Moving just tad more quickly than those ducks were the RunGazelle folks nearing the end of their group run; about an hour earlier I had passed them up near that apple orchard, so I figure they were running about 1.5-2 hours. At this point I was three hours along but just as close to finishing as they were.

After taking that photo I ran less than five minutes before meeting Amanda, who was out for a long walk of her own. We walked the North Country Trail back to where she’d parked the car and headed home. Check out her blog, too, for some photos she took on her trek.
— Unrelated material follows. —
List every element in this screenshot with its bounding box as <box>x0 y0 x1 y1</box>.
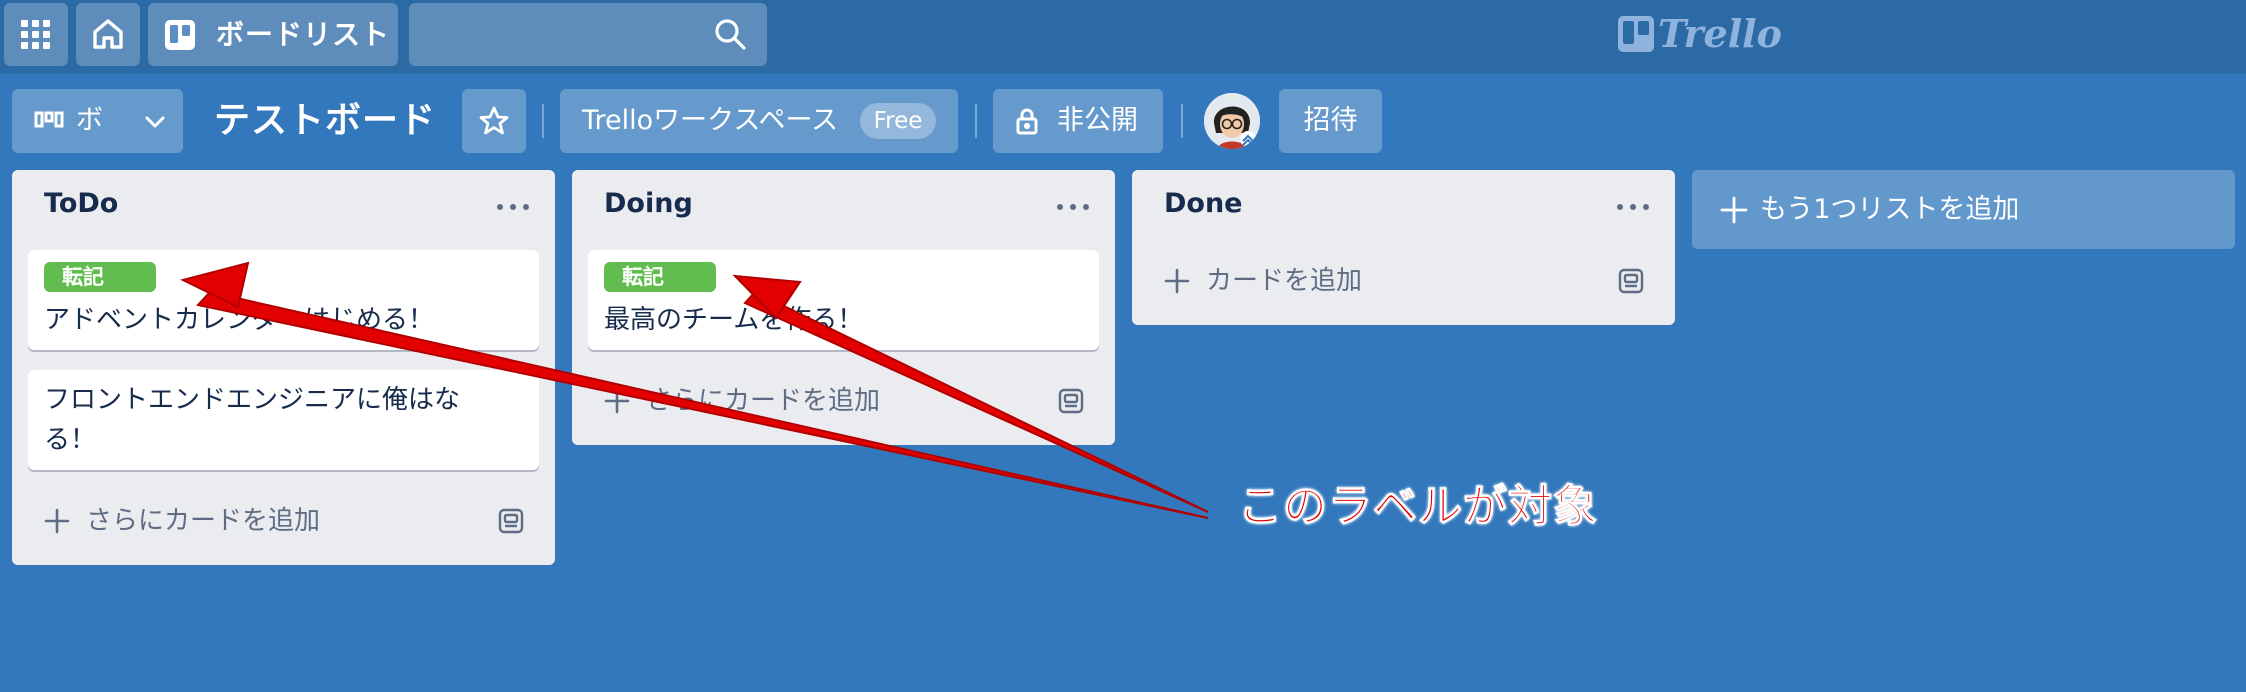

Where do you usually run? In town, near your home? That’s true for me – I walk out the front door with running shoes on and most of my runs don’t go far enough to take me into the countryside, but today’s 16 miler gave me the opportunity to bring the camera and see some new sights. Next time you’re up for a long run, I suggest you head “outward”, away from town, even if you have to drive a bit to get closer to the countryside. And don’t forget your pocket camera!

h1

#6 – Photographing New Trails

10 April 2007

Yesterday I explored a new trail but forgot the camera. Today I went back to the Bradford Dickinson White Nature Preserve with both a camera and my wife Amanda. If you ever need a good reason to run a scenic trail, here’s two: 1) bring a camera, 2) bring your wife. 🙂

First we ran an out-and-back so that Amanda could experience the trail while on the move, then we walked around and took some photos. The sun was out today, giving us much better light than yesterday’s overcast with snow. Amanda took all the pictures – you can see the more artistic ones on her blog. Here I’ve posted a few photos to give you a glimpse of that little trail I’ve been talking about!


Log hopping as soon as you leave the parking lot.


Crossing a stream via a wooden bridge.


Looking down at the bridge after climbing a hill.


Rubbing shoulders with trees of all ages.